How to Visit the Amazon Rainforest Responsibly
Visitors to the Amazon can have a very positive impact on the rainforest and its inhabitants and we do our best to make it so on our expedition cruises. Our staff and travelers are a team in exploration and sustainability. On arrival on the M/Y Tucano travelers are provided with the very detailed booklet called the Expedition Guide which outlines the best ways to enjoy and protect the wild places we visit and to ensure that our voyages have a positive impact. All our staff are devoted to forest preservation. As a team, we and our travelers visit the rainforest with conscience - so that whatever impact there may be will be completely positive.
Zero Impact: We observe a zero impact policy on our expedition cruises. We do not remove anything at all from the forest, no plant material, no flowers, nothing. And we leave nothing behind. Everything that goes with us into the forest, comes back out with us. Yes, we have made a system of trails, but they are minimally invasive. They are not the heavily trodden highways for humans that are typical of most tours, but are instead barely visible forest tracks. To keep our trails from modifying the forest, we do not significantly clear vegetation and we do not walk on them repeatedly, week after week. This way our visits do not frighten off the more shy creatures and our presence does not change the interrelated complexity of life in the rainforest. Our expedition teams, composed of both guides and travelers, stay on these defined trails. We avoid cutting new trails so that our presence does not have a broad impact on the forest as a whole.
Just as important as non-invasive trails are to forest preservation is how we walk on them. When we enter the forest we take no food, no one smokes, and our teams are quiet so that we can fit into the subtle sounds of the forest. We keep noise and excessive talking to a minimum so that the quiet sounds of the forest, to which all the wildlife are very highly attuned, are not overwhelmed. When we do observe creatures we are very careful not to disturb them. We do not get too close and if an animal becomes agitated, we leave the area right away. This caution in the forest is one reason that the places we visit still have populations of the more shy kinds of animals; creatures that permanently flee areas of obtrusive human presence. We never handle creatures that we encounter - an animal that is covered with the human scent can be at serious risk. We do not touch, pet, or feed the creatures we encounter. Though it is becoming a popular tourist activity, we do not visit places that feature swimming with dolphins. These marine mammals are kept in semi-captivity by a feeding routine that disrupts the learning of young animals. The consequence is that they fail to master the hunting skills and migratory patterns that are essential for their long term survival. We avoid flash photography, we do not startle or chase any animal from a nesting place. We are careful in the forest not to disturb the web of life, but this does not make our trips less interesting. On the contrary, it enables us to observe creatures in a pristine environment. Our entire approach is to try as much as we can ourselves become part of the forest environment - to become a small part that observes and admires, but does not modify.
This policy of caution applies to every aspect of our expedition cruises, including our contacts with local peoples. We are very emphatic that our M/Y Tucano team, both staff and travelers, never purchase anything at all made with animal products such as fur, feathers, fish scales, porcupine quills, or teeth. When we are near the city we are sometimes approached by local entrepreneurs with sloths, primates, or snakes in hand. Their hope is that we will give them money to photograph these creatures. But our policy is never to give money to anyone with captive animals. These captive creatures have very short lives due to improper care and as a result there is a constant need to replace them with new ones taken from the forest.

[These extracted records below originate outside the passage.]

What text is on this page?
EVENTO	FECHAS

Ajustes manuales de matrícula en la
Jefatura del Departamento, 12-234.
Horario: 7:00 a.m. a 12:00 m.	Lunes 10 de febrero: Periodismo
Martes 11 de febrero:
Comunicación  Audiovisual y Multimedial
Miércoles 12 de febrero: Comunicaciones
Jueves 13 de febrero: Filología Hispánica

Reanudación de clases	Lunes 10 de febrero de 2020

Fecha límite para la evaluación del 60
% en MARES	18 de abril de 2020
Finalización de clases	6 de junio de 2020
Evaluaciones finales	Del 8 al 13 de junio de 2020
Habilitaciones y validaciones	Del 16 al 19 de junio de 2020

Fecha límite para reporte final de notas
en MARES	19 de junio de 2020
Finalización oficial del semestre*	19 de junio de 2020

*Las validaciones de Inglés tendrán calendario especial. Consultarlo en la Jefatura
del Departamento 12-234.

Also when we visit remote villages we ask travelers never to offer to buy artifacts or animal teeth or claws from local villagers. One reason for this is that the settler would simply kill other animals for trade goods. Another, less obvious reason is that local folks have medicinal or ceremonial purposes for animal parts that may not be clear to us. We are there to look and listen, but not interfere.
One last, but very important, awareness that we an expedition team have is avoiding cultural disruption in the small and traditional communities that we visit. Our voyages do not include any “made for tourism” experiences. There are no visits to a native shaman and no scripted tribal dance re-enactments. We have a commitment not to disturb the traditional cultures that we encounter. Instead, we take special care to present the people and natural history of Amazonia as they really are - without exaggeration or artifice. The places we visit are bizarre enough that there is no need to create make believe activities.
The Secret and the Key to Sustainable Travel
The key to sustainable travel is awareness and conscience. This true story and beauty of the Amazon are found in the authenticity of the experience. Our staff and travelers work together as a team to get the very most our of our adventure into the rainforest while at the same time protecting its wonders.